Diese sind zum Beispiel:

  • Die Fertigungslinien wurden seit einigen Jahren grundlegend modernisiert, so dass die Kosten für die Anarbeitung einer Tonne Stahlkonstruktion trotz steigender Lohnkosten gleich geblieben sind oder sich sogar reduziert haben. Der Automatisierungsgrad ist in vielen Betrieben in den letzten Jahren auch dank des Einsatzes von gebrauchten Maschinen erheblich gestiegen. Gebrauchtmaschinen bedeuten nicht automatisch veraltete Technologien, sondern oft können diese kostengünstig bereits vorhandene Fertigungssysteme ergänzen oder erweitern.

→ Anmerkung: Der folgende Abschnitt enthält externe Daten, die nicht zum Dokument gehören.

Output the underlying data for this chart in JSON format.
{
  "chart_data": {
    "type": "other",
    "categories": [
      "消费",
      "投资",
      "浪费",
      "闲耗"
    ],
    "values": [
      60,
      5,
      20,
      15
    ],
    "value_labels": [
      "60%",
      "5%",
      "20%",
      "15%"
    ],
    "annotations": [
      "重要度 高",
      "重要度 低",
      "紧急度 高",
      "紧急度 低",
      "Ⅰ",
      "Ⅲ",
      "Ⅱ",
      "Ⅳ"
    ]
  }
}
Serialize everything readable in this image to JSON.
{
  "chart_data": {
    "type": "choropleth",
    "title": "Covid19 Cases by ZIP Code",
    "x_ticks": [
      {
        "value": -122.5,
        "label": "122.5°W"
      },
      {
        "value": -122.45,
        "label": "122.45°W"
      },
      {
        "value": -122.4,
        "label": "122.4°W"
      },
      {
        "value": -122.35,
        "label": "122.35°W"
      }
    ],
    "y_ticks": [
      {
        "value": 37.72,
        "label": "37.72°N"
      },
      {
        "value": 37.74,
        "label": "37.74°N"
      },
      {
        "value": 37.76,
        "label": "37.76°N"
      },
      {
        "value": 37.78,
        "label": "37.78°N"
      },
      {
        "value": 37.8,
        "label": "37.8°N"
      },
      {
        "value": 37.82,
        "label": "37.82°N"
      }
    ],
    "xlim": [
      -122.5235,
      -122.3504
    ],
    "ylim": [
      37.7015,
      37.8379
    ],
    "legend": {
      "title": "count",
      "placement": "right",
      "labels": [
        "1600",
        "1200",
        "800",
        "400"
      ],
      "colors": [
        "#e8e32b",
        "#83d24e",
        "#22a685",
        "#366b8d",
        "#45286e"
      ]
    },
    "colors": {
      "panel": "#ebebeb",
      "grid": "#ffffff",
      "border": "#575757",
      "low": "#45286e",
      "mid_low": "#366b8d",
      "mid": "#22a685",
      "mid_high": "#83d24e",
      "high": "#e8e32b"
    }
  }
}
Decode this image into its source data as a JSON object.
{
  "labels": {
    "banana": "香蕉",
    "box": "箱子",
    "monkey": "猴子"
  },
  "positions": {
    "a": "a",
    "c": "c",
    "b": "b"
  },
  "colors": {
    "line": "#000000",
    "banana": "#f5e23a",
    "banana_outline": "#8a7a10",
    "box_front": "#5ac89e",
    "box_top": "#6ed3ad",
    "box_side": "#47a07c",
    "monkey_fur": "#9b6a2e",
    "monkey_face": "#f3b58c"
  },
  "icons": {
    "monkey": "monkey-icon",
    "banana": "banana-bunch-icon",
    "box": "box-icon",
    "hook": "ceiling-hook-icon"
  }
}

  • Investitionen in eine gute unternehmensspezifische Internetpräsenz. Dies ist schon seit längerer Zeit ein wichtiger Vertriebskanal, wenn es darum geht, den Markt auf die eigenen Produkte und Dienstleistungen aufmerksam zu machen.

  • Intensive persönliche Akquise bei bestehenden Kunden und möglichen neuen Interessenten.

  • Die Pflege von guten Kontakten bzw. Kooperationen mit Lieferanten, Marktbegleitern und Verbänden.

  • Ein weiterer wichtiger Aspekt ist der bereits erreichte Digitalisierungsgrad. Unternehmen deren „digitaler Reifegrad“ fortgeschritten ist, profitieren von geringeren Kosten, schnelleren Prozessen und einer höheren Kundenorientierung.

  • Auch die reibungslose Verlagerung von Tätigkeiten ins Home Office ist für einige Unternehmen ein beachtlicher Wettbewerbsvorteil.

  • Abschließend sei noch das Instrument der Kurzarbeit genannt, das viele Unternehmen aus der stahlverarbeitenden und stahlhandelnden Industrie nutzen, um kurzfristig Personalkosten zu senken und Liquiditätsengpässe zu vermeiden.

Wenn man nun diese Strategien zur Krisenbewältigung betrachtet, sollte man nicht übersehen, dass es nach wie vor viele Stahlbauer und Metallbauer gibt, die sich mit der Umsetzungen dieser Empfehlungen schwer tun. Ganz besonders ist dies bei der Erstellung und Pflege einer geeigneten Internetpräsenz zu konstatieren. Doch es ist nicht empfehlenswert, diese notwendige Aufgabe bzw. dieses Projekt zu verschieben. Vielmehr sollte man hierzu vermehrt Kapazitäten bereitstellen, um hier wichtige Fortschritte zu erzielen. Auch wenn unsere Kernkompetenz eher im Bereich der Gebrauchtmaschinen und Werkzeuge liegt, können wir Sie auf Wunsch gerne beraten. Aus eigener Erfahrung wissen wir, wieviel Zeit und Kreativität dieses Thema erfordert; aber auch wie sehr sich ein professioneller Internetauftritt langfristig auszahlt.

Neben der Optimierung von Prozessen und der Entwicklung von Mehrwert (Stichwort Homepage!) kann aber auch die Auflösung von einzelnen Fertigungsbereichen oder der Verkauf von nicht genutzten Maschinen, Anlagen und Zubehör eine geeignete Methode sein, um kurzfristig benötigte Liquidität zu schaffen oder Entwicklungsraum für neue Bereiche zu ermöglichen. Beides sind Ergebnisse, die Unternehmen helfen können, sicher durch unruhiges Fahrwasser zu navigieren.

Keiner kann heute wissen, wohin die Weltwirtschaft sich in den kommenden Wochen und Monaten entwickeln wird, aber auf Eines kann man sich verlassen: der Fleiß und die Kreativität des Mittelstands sind unverändert hoch!

Es gibt also guten Grund zuversichtlich und mutig die notwendigen Maßnahmen in Angriff zu nehmen. Nenok wünscht Ihnen diese Zuversicht und stehen Ihnen gerne unterstützend zur Seite!